On the other hand, its missions are properly dire, with few memorable set pieces alternating between minimalist forerunner structures and dark metal military bases. In particular, the last four or five missions are chock full of reused blue corridors. I have no love for the spiritless presentation of this campaign. It’s as if it was designed by the only person on Earth whose favorite part of Halo is The Library in Combat Evolved. Regardless of their many mechanical flaws, both Halo 4 and 5 are significantly more exciting in scope.

Infinite ends up coming across as a demo; an unfinished experiment revealing what this franchise could look like when thrust into an open-world. It successfully proves that Master Chief running, gunning, flying, driving, and grapple-hooking throughout a massive map is tons of fun, but it doesn't have much meat on its bones.

I've never been narrative-obsessed when it comes to Halo, but it’s fitting that the plot boils down to a convoluted attempt to get a Cortana-esque A.I. quipping with the Chief like the good ol’ days. It’s a “here's what the next big step for Halo looks like” without actually taking steps to push the series forward. It's 343’s attempt to get back on the “right track” through a reboot of sorts.

But even after the launch, there was reason to be excited for its future. “Infinite” as a title wasn't related to its themes, but instead signaled the beginning of a 10-year plan. No more numbered entries or sequels. Infinite would house Halo for a long time. And that was exciting. Its first expansion could have knocked it out of the park.

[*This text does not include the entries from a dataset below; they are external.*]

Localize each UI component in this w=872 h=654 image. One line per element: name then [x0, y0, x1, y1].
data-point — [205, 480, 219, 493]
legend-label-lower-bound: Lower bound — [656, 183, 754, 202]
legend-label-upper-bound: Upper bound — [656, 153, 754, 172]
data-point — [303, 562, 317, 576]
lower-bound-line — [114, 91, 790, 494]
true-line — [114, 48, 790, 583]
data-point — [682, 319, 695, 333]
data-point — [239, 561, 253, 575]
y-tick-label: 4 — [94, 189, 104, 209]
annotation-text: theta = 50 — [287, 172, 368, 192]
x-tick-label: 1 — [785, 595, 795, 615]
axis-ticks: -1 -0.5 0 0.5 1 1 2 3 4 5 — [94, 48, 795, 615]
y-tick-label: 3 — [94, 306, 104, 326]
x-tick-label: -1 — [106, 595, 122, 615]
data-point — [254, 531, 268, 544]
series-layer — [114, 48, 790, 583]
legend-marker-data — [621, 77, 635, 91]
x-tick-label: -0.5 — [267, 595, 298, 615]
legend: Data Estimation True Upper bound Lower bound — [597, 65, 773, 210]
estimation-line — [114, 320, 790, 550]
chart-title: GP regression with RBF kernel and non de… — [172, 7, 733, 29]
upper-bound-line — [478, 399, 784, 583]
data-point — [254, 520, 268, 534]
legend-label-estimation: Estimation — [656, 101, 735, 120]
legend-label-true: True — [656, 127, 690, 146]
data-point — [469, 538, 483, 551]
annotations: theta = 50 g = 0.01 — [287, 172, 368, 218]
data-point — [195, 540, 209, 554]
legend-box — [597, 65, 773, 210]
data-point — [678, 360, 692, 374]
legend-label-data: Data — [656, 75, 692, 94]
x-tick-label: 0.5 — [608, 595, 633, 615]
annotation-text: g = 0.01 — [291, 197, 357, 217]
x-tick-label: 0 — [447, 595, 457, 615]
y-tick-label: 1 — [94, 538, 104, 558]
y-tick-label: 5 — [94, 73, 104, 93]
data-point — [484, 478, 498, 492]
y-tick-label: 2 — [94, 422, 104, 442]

That reportedly fell apart. Story expansions are not in development, the Slipspace Engine might actually be a total mess, and the campaign was originally planned to be much more. You can watch the Infinite engine demonstration on YouTube to see how few of these ideas made it into the final game: In my review at launch, I wrote “much of what was revealed in the announcement trailer is not present. Where are the large animals? The rain? The oceans? The snowy mountains? The moonlit groves occupied by stags? The raging thunder? The shifting deserts? The coiling trees? The waves of great bulls stampeding? The underwater vehicles exploring ruins? The beaches?”

So yeah, Infinite feels like a demo. And after revisiting, it’s still an unbelievable mess on PC. My girlfriend crashed dozens of times, and I couldn’t play for years because it wouldn’t stay open for more than a few minutes. Half of the time we respawned, we couldn’t swap equipment. During the final mission, we had to do it without dying because checkpoints were broken, and if we failed, it would reset the level. Sometimes we’d lose big chunks of progress out of nowhere when loading our save.

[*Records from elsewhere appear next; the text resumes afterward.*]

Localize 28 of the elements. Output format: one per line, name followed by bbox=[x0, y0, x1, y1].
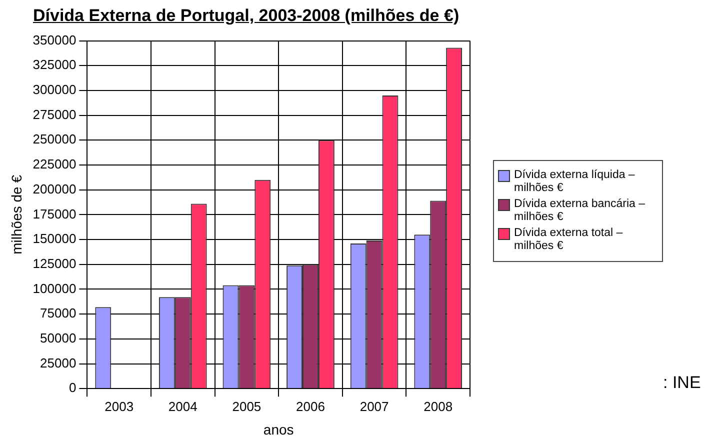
y-tick-label: 250000 bbox=[32, 132, 76, 147]
x-tick-label: 2007 bbox=[360, 398, 389, 414]
x-tick-label: 2004 bbox=[168, 398, 198, 414]
y-axis-title: milhões de € bbox=[8, 174, 24, 254]
text: : INE bbox=[663, 373, 701, 393]
y-tick-label: 300000 bbox=[32, 82, 76, 98]
y-tick-label: 200000 bbox=[32, 181, 76, 196]
chart-title: Dívida Externa de Portugal, 2003-2008 (milhões de €) bbox=[33, 6, 460, 26]
x-tick-label: 2005 bbox=[232, 398, 262, 414]
y-tick-label: 175000 bbox=[32, 206, 76, 222]
y-tick-label: 0 bbox=[68, 380, 76, 396]
y-tick-label: 50000 bbox=[40, 330, 76, 346]
y-tick-label: 125000 bbox=[32, 256, 76, 271]
y-tick-label: 225000 bbox=[32, 156, 76, 172]
x-tick-label: 2008 bbox=[424, 398, 453, 414]
y-tick-label: 25000 bbox=[40, 355, 76, 370]
y-tick-label: 350000 bbox=[32, 32, 76, 48]
legend-label: Dívida externa total – milhões € bbox=[514, 227, 624, 253]
x-axis-title: anos bbox=[263, 421, 294, 438]
y-tick-label: 325000 bbox=[32, 57, 76, 72]
legend-label: Dívida externa bancária – milhões € bbox=[514, 198, 646, 224]
legend-label: Dívida externa líquida – milhões € bbox=[514, 169, 636, 195]
y-tick-label: 75000 bbox=[40, 306, 76, 321]
x-tick-label: 2006 bbox=[296, 398, 325, 414]
y-tick-label: 150000 bbox=[32, 231, 76, 246]
y-tick-label: 275000 bbox=[32, 106, 76, 122]
y-tick-label: 100000 bbox=[32, 280, 76, 296]
x-tick-label: 2003 bbox=[104, 398, 134, 414]
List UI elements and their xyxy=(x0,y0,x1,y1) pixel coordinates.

And I'm sad to see Halo once again promise the start of something new yet end unfinished. We were meant to explore more of this Halo ring, see what the Endless would turn into, and probably get new weapons, fight more bosses, and unlock extra equipment. With the potential for more environments and less dire campaign missions, I was looking forward to it.

Infinite is tons of fun when it works, but it's rarely exciting to look at. I can see why people love it; it feels great in your hands, but the other half of what I look for in Halo isn’t here.